Она бросилась к нему со всех ног — так, что испуганная лошадь заплясала и, возможно, сбросила бы Леона, если бы девушка не повисла на поводе: не столько потому, что пыталась удержать животное, сколько, видимо, боялась, что всадник передумает и пустится вдогонку остальным.

— Добрый господин! — торопливо прошептала девушка.

Он спрыгнул с седла. На твердой земле он чувствовал себя уверенней. Тут только он заметил, что она выше, чем большинство местных женщин: ее глаза были на уровне его глаз.

— Ну что ты? — он положил ей руку на плечо. Она не отодвинулась; кажется, даже не заметила. — Это… из-за людей маркграфа?

— Из-за людей… — она недоуменно поглядела на него, ее серые глаза наполнились слезами, но она не плакала: просто смотрела на него. Она была совсем юной, почти подростком; нежная прозрачная кожа была в чуть заметных голубых прожилках, точно лепесток первоцвета. — Они гнались за нами. Свистели, кричали. Но собак с ними не было, а верхом тут проохать трудно — там, дальше, каменные осыпи; вся земля изрыта.

— Да, знаю, — сказал он. — Маркграф вчера рассказывал. Но теперь тебе нечего бояться. Им не до вас: Ворлан сгорел. Гвардейцы, скорее всего, уже там, остальные переберутся в Солер. Ты можешь идти куда хочешь — никто тебе не помешает, никто не будет свидетельствовать против тебя. Наверняка где-нибудь неподалеку есть еще поселения…

— Я не могу — она тряслась, точно перепуганный зверек; Леон физически ощущал, как она пытается и не может унять дрожь. — Малыши пропали.

— Твои…

— Брат и сестра. В горе. Зачем, ну зачем они это сделали?
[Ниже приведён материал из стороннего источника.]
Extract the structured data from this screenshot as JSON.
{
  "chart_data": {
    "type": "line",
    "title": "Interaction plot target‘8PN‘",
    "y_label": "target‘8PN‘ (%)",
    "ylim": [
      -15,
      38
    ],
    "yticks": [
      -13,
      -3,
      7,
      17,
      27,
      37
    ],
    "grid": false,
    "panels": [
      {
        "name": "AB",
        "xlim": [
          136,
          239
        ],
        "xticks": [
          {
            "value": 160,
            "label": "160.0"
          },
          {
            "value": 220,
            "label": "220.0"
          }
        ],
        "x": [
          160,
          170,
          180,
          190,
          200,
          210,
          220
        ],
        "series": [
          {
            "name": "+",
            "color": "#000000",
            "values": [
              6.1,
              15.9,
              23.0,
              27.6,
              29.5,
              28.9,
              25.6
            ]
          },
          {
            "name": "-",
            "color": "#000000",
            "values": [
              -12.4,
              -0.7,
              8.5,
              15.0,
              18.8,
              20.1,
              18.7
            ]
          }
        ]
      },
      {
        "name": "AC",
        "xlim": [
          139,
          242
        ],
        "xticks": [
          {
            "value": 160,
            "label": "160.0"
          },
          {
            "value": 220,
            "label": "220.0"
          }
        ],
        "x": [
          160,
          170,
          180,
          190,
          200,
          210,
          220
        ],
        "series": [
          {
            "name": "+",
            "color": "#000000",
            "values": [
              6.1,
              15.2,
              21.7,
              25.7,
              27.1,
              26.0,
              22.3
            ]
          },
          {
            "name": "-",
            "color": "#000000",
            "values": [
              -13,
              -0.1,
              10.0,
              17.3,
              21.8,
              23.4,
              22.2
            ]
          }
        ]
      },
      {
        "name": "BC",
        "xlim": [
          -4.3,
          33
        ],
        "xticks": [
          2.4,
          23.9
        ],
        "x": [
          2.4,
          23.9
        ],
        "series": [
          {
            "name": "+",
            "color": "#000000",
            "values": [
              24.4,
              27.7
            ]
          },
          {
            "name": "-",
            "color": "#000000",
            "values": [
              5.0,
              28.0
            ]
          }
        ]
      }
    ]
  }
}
Они же для них слишком большие. Они берут только маленьких! Только младенчиков!

— Кто — они?

— Ох, сударь! — Теперь ее затрясло сильнее, даже зубы стучали. — Нельзя! Зря я сказала… Я не слышала — наверное, заснула на минуту. Очнулась — их нет рядом. Плошка погасла. Темно… так темно!

— Успокойся, — он прижал ее к себе. — Никто их не забрал… Ты из-за этой байки о пропавших рудокопах? Так это ведь просто суеверие.

— Просто… что?

— Легенда. Предание. Детишки, скорее всего, просто заблудились там, в темноте.

Она безнадежно покачала головой.

— Вы нездешний, сударь, я же вижу — повадка, выговор… Откуда вам знать! Но они пропали. Я искала их до утра — там штольни… темные коридоры…

Он поднял голову. Обоз уже ушел далеко вперед, скрывшись за поворотом. Они были одни в лесу — деревья возносились к небу, точно колонны воздушного храма.

— Ты хочешь, чтобы я помог тебе их искать, — подсказал он.

— Сударь, — прошептала она, — я бы не посмела… но…

Он задумался. Пуститься в такую авантюру… Даже если он и вернется невредим, шею ему собственноручно свернет Берг. С другой стороны… Отчет все равно составлять придется, а эту гору со всеми ее чудесами Первая Комплексная проморгала.

— Ладно, — сказал он, — ты подожди меня здесь, хорошо? Мне нужно переговорить с моим… ну, с другом. Потом я вернусь. Мы вместе займемся поисками.

Она держала лошадь под уздцы, пока он не сел в седло и не разобрал поводья. Потом опустила тоненькую руку и смотрела ему вслед, когда он, дав шенкеля, галопом погнал лошадь по мягкой земле.